Hedge funds are shutting at a rate not seen since the financial crisis. In fact, a recent article in Bloomberg News reports that hedge funds, on average, have returned just 2 percent in 2014, their worst performance since 2011. Further, in the first half of the year, 461 funds closed. If that pace continues, it will be the worst year for hedge fund closures since 2009, when there were 1,023 liquidations. The latest fund to close was the $37 billion Brevan Howard Asset Management LLP. And there’s no sign that redemptions will close anytime soon.
The article further notes that many of the closures have been among macro funds, which have, on average, returned less than 1 percent this year. Macro managers have complained that “low interest rates and muted swings in prices” have made it difficult to make money.
Laurence Fletcher’s article in the Wall Street Journal relates the story of Gregory King’s $600 million Heather Capital, illustrating another reason why hedge funds are very risky investments. King pulled in money from major investors in the run-up to the financial crisis, but now the money is gone. Fletcher reports that investors in the fund included a who’s who of the Swiss private-banking world, the $141 billion Ontario Teachers’ Pension Plan and a fund run by Nicola Horlick, a London asset manager once known as the city’s “superwoman.” One investor is quoted in the article as saying that Mr. King made investing in the fund sound “bulletproof,” adding “He knew how to say the right thing and he made it sound like he had this little niche.”
Trouble is the niche he marketed was a sham. Heather Capital’s business model was to step into the void created as major banks tightened their lending and lend money directly to companies. However, many of the loans to property developers were “a fabrication and a sham.”
Heather said it couldn’t reveal who it lent money to because of debtor privacy laws. That lack of transparency is a major risk of investing in hedge funds. Managers often operate via a “black box” strategy that affords them unprecedented latitude to invest as they wish. Accordingly, you don’t know what you own, or what you might own in the future. That makes it impossible to integrate a hedge fund into the rest of your portfolio. Other negatives include poor liquidity and exorbitant fees. Charges of 2% of assets, plus 20% of profits above the high water mark are not uncommon. Further, “funds of funds,” single vehicles that hold interests in several other hedge funds, add another layer of fees.

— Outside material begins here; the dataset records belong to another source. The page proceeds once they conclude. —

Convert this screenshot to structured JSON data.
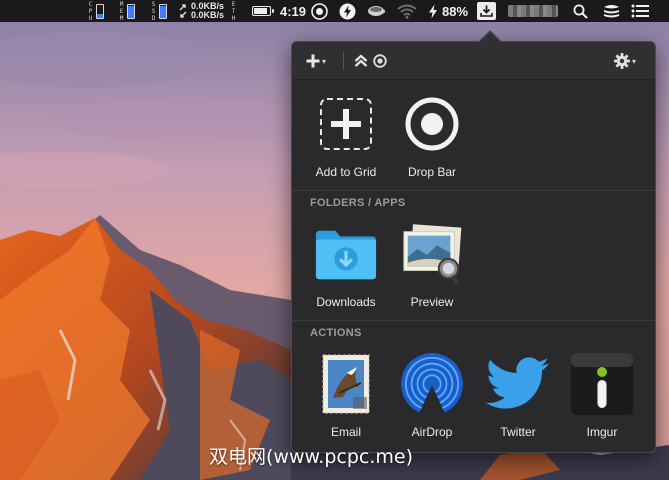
{
  "menubar": {
    "cpu_label": "CPU",
    "mem_label": "MEM",
    "ssd_label": "SSD",
    "net_up": "0.0KB/s",
    "net_down": "0.0KB/s",
    "eth_label": "ETH",
    "cpu_level": 0.25,
    "mem_level": 0.85,
    "ssd_level": 0.85,
    "time": "4:19",
    "battery_percent": "88%",
    "icons": [
      "battery-icon",
      "target-icon",
      "bolt-circle-icon",
      "coffee-icon",
      "wifi-icon",
      "charging-icon",
      "download-box-icon",
      "spotlight-search-icon",
      "layers-icon",
      "notification-list-icon"
    ]
  },
  "toolbar": {
    "add_caret": "▾",
    "settings_caret": "▾"
  },
  "sections": {
    "top_tiles": [
      {
        "label": "Add to Grid",
        "icon": "add-to-grid-icon"
      },
      {
        "label": "Drop Bar",
        "icon": "drop-bar-icon"
      }
    ],
    "folders_header": "FOLDERS / APPS",
    "folders": [
      {
        "label": "Downloads",
        "icon": "downloads-folder-icon"
      },
      {
        "label": "Preview",
        "icon": "preview-app-icon"
      }
    ],
    "actions_header": "ACTIONS",
    "actions": [
      {
        "label": "Email",
        "icon": "email-stamp-icon"
      },
      {
        "label": "AirDrop",
        "icon": "airdrop-icon"
      },
      {
        "label": "Twitter",
        "icon": "twitter-bird-icon"
      },
      {
        "label": "Imgur",
        "icon": "imgur-icon"
      }
    ]
  },
  "watermark": "双电网(www.pcpc.me)",
  "colors": {
    "menubar_bg": "#1a1a1c",
    "panel_bg": "#2a2a2c",
    "meter_fill": "#3d7bff",
    "folder_blue": "#3fb7f0",
    "airdrop_blue": "#1f6fe0",
    "twitter_blue": "#3aa0ea",
    "imgur_green": "#85bf25"
  }
}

As hedge funds that were once available only to the ultra-wealthy have become mainstream, more investors who simply cannot afford the risks associated with these vehicles have been snared by hedge fund’s alluring promise of higher-than-market returns with lower volatility. It’s this simple – There’s no such thing as a free lunch. In fact, to stretch that metaphor further, why order blindly from a menu and vastly overpay for an unhealthy meal based only on the chef’s word that the meal will be exceptional?